Soufflé. The word alone strikes a note of high class, or at least high-maintenance. It’s one of those recipes that I always wrote off as better to let the experts handle it. When Mike mentioned this may be one of the ones he would like to tackle in our one-butt kitchen, I enthusiastically gave him the apron.
A soufflé, as I learned, is a lightly baked cake (savory or sweet) made with egg yolks and beaten egg whites along with other ingredients. The word soufflé comes from the French “souffler” which means “to blow up” — an apt description of what happens to this combination of custard and egg whites.
Every soufflé is made from two basic components, which is a French crème pâtissière base/flavored cream sauce or purée and egg whites beaten to a soft peak meringue. The base provides the flavor and the whites provide the “lift” and is commonly made from cheese, jam, fruit, chocolate, etc.
While this breakfast treat can range from simple to very complex, Mike opted for a simple cheese version ala Food Network’s Alton Brown – the Cheese Soufflé. While this recipe features an 8-inch soufflé mold, we used two single-serving ramekins. This method tends to avoid us sharing, which can break out into squabbles over how much the other one got.
In regards to taste, this recipe is puffed up bits of heaven. The flavor is rich and . . . infuses a bit of classy into our lazy, weekend morning ritual. The recipe – start to finish – only takes an hour to complete and will make any guest smile. It’s also a great introduction for a newbie into the wild world of soufflé cooking.
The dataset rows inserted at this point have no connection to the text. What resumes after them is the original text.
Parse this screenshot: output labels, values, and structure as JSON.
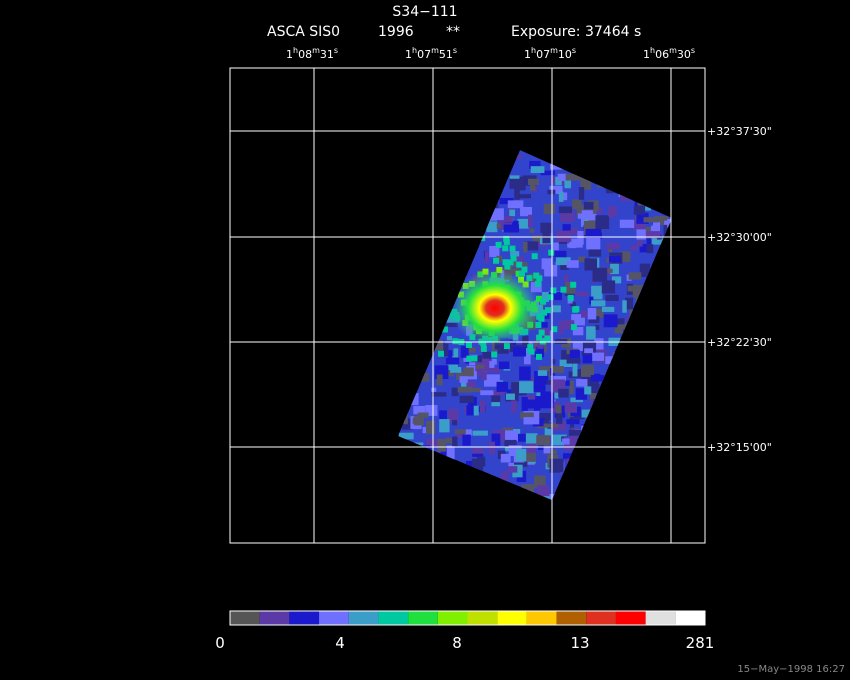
{
  "header": {
    "title": "S34−111",
    "instrument": "ASCA SIS0",
    "year": "1996",
    "flag": "**",
    "exposure": "Exposure: 37464 s"
  },
  "ra_labels": [
    [
      "1",
      "h",
      "08",
      "m",
      "31",
      "s"
    ],
    [
      "1",
      "h",
      "07",
      "m",
      "51",
      "s"
    ],
    [
      "1",
      "h",
      "07",
      "m",
      "10",
      "s"
    ],
    [
      "1",
      "h",
      "06",
      "m",
      "30",
      "s"
    ]
  ],
  "dec_labels": [
    "+32°37'30\"",
    "+32°30'00\"",
    "+32°22'30\"",
    "+32°15'00\""
  ],
  "colorbar_labels": [
    "0",
    "4",
    "8",
    "13",
    "281"
  ],
  "footer": "15−May−1998 16:27"
}
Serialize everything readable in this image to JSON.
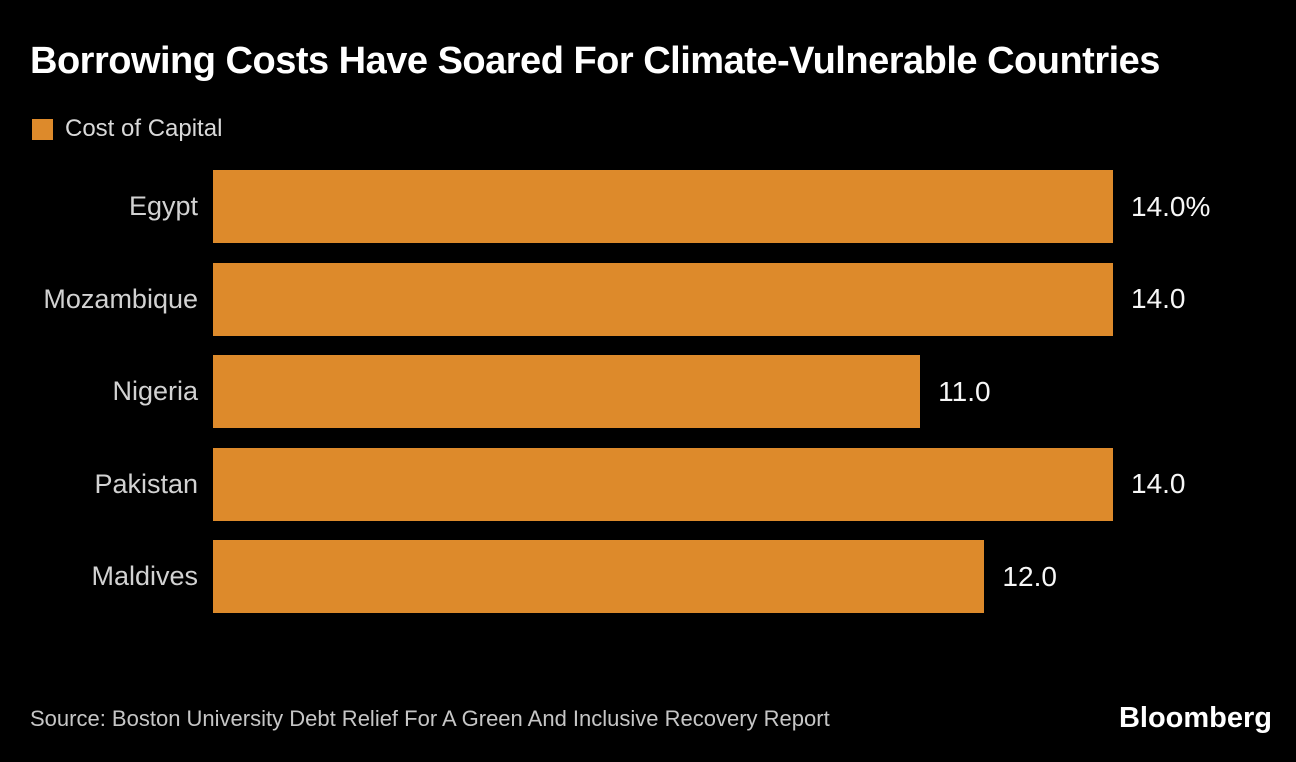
{
  "header": {
    "title": "Borrowing Costs Have Soared For Climate-Vulnerable Countries"
  },
  "legend": {
    "label": "Cost of Capital",
    "swatch_color": "#dd8a2b"
  },
  "chart_data": {
    "type": "bar",
    "orientation": "horizontal",
    "title": "Borrowing Costs Have Soared For Climate-Vulnerable Countries",
    "series_name": "Cost of Capital",
    "categories": [
      "Egypt",
      "Mozambique",
      "Nigeria",
      "Pakistan",
      "Maldives"
    ],
    "values": [
      14.0,
      14.0,
      11.0,
      14.0,
      12.0
    ],
    "value_labels": [
      "14.0%",
      "14.0",
      "11.0",
      "14.0",
      "12.0"
    ],
    "unit": "percent",
    "xlabel": "",
    "ylabel": "",
    "xlim": [
      0,
      14
    ],
    "grid": false,
    "bar_color": "#dd8a2b",
    "background_color": "#000000",
    "legend_position": "top-left"
  },
  "footer": {
    "source": "Source: Boston University Debt Relief For A Green And Inclusive Recovery Report",
    "brand": "Bloomberg"
  }
}
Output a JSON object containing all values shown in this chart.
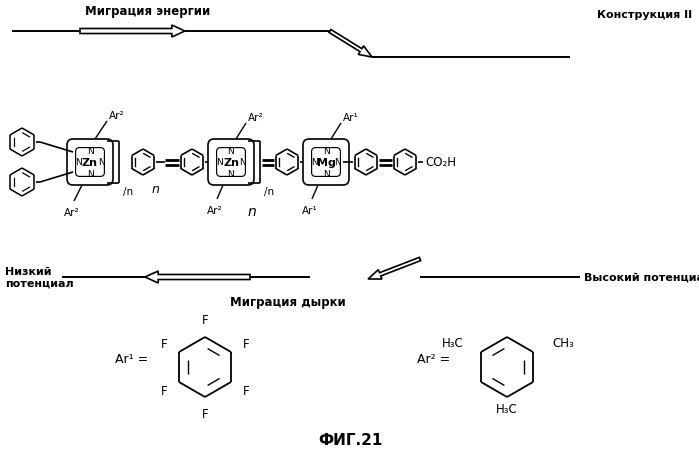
{
  "title": "ФИГ.21",
  "top_right_label": "Конструкция II",
  "energy_migration_label": "Миграция энергии",
  "hole_migration_label": "Миграция дырки",
  "low_potential_label": "Низкий\nпотенциал",
  "high_potential_label": "Высокий потенциал",
  "bg_color": "#ffffff",
  "figsize": [
    6.99,
    4.56
  ],
  "dpi": 100
}
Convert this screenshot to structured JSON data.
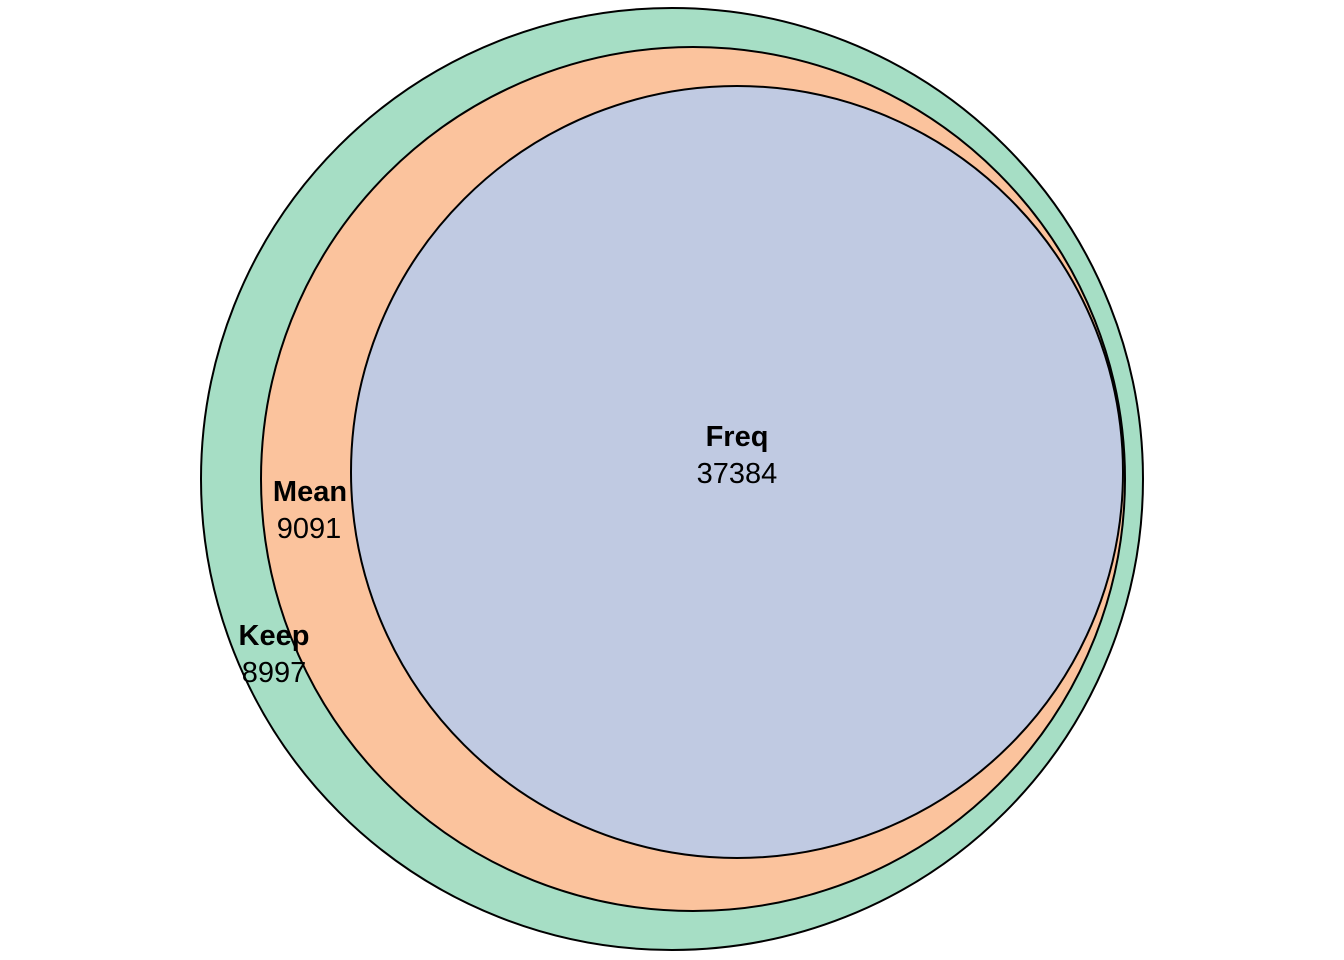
{
  "chart_data": {
    "type": "venn",
    "layout": "nested",
    "sets": [
      {
        "name": "Keep",
        "count": "8997",
        "color": "#a6dec5"
      },
      {
        "name": "Mean",
        "count": "9091",
        "color": "#fbc39d"
      },
      {
        "name": "Freq",
        "count": "37384",
        "color": "#c0cae2"
      }
    ],
    "nesting": "Freq ⊂ Mean ⊂ Keep",
    "outline_color": "#000000",
    "background": "#ffffff"
  }
}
Butter, room temperature, for greasing the souffle
2 tablespoons grated Parmesan
1 1/2 ounces (3 tablespoons) butter
3 tablespoons flour
1 teaspoon dry mustard
1/2 teaspoon garlic powder
1/8 teaspoon kosher salt
1 1/3 cups milk, hot
4 large egg yolks (2 1/2 ounces by weight)
6 ounces sharp Cheddar
5 egg whites plus 1 tablespoon water (5 1/2 ounces by weight plus 1/2 ounce water)
1/2 teaspoon cream of tartar
Use room temperature butter to grease an 8-inch souffle mold. Add the grated Parmesan and roll around the mold to cover the sides. Cover with plastic wrap and place into the freezer for 5 minutes.
Preheat oven to 375 degrees F.
In a small saucepan, heat the butter. Allow all of the water to cook out.
In a separate bowl combine the flour, dry mustard, garlic powder, and kosher salt. Whisk this mixture into the melted butter. Cook for 2 minutes.
Whisk in the hot milk and turn the heat to high. Once the mixture reaches a boil, remove from the heat.
In a separate bowl, beat the egg yolks to a creamy consistency. Temper the yolks into the milk mixture, constantly whisking. Remove from the heat and add the cheese. Whisk until incorporated.
In a separate bowl, using a hand mixer, whip the egg whites and cream of tartar until glossy and firm. Add 1/4 of the mixture to the base. Continue to add the whites by thirds, folding very gently.
Pour the mixture into the souffle. Fill the souffle to 1/2-inch from the top. Place on an aluminum pie pan. Bake in the oven for 35 minutes.